Su estancia en Londres amplió las perspectivas de Fraga, y allí ordenó sus ideas para crear una derecha en España democrática y amansada. Fraga fue el fundador del diario «El País», y el que decidió que no saliera hasta después de la muerte de Franco. Su futura dirección se la disputaban Darío Valcárcel y Carlos Mendo. El joven Juan Luis Cebrián, director de la insulsa revista «Gentlemen» visitó a don Manuel en Londres y le hizo una gran entrevista, genuflexa y aduladora. Don Manuel tenía un defecto. No conocía bien a las personas, y Cebrián despegó de Londres con la dirección de «El País» asegurada. Después pasó lo que pasó.

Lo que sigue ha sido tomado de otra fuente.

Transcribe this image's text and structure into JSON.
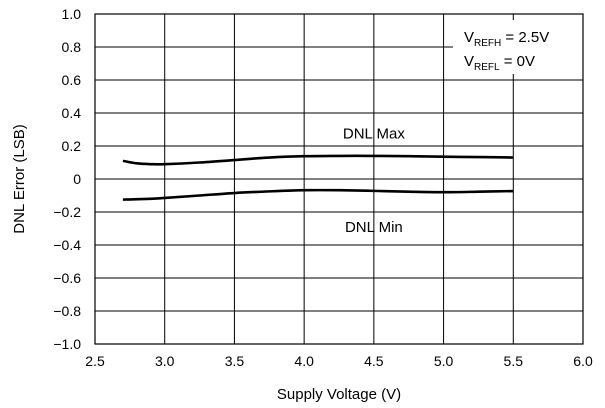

Fraga tenía un talento y una cultura descomunales, casi inhumanos, pero le fallaba su cercanía. Aquella confianza ilimitada depositada durante años en Jorge Verstrynge lastró su proyecto.
Tengo que reconocer que mi afecto y admiración por don Manuel Fraga fueron tardíos. Le costaba romper su piel autoritaria y tajante, pero cuando lo hacía, surgía un personaje formidable, culto, agudo, divertido y si me permiten la cursilería, entrañable. Don Manuel vivió encadenado al Poder político durante décadas. Y en España. Fue ministro de Franco, domador de la Derecha y creador de un conservadurismo liberal inspirado en el conservadurismo británico que hoy impera en el Partido Popular. Ganó cuatro elecciones con mayoría absoluta en Galicia, y en la quinta perdió la presidencia de la Xunta por un voto. Los socialistas, como es de rigor, pactaron con los nacionalistas-independentistas del BNG. El derroche y la corrupción terminaron con ellos en el Poder gallego, pero Fraga ya no estaba para esos menesteres.
Su memoria, de elefante, no le jugaba malas pasadas, y leía y fotografiaba los renglones como si se tratara de un ordenador. Era impulsivo y no se arrepintió de su pasado, del que se sentía orgulloso. Su gran obra turística, la red de Paradores de España. Su gran obra política, la preparación de una derecha democrática y civilizada. A Fraga le niegan los intolerantes lo que tanto aplauden a Carrillo. Y Fraga no asesinó o mandó asesinar a nadie.
Fue un padre y marido ejemplar, sostenido por sus hondas creencias cristianas. Y lo más importante. Vivió de sus sueldos de catedrático, de ministro, de Vicepresidente, de embajador, de presidente de la Xunta, de diputado y de senador en su larga etapa política. Nadie puede decir, y menos aún sospechar, que una peseta o un euro se desviaran hacia su bolsillo. Fue un cartesiano de la decencia en la administración del dinero público. Y el conjunto de su vida sitúa a su figura entre las grandes de la transición y la libertad recuperada en España.
Un concejal cretino e impresentable de Izquierda Unida anunció que brindaría con champán la noticia de su muerte. Que el piojo se emborrache con la muerte del león. Gracias y buen viaje, don Manuel.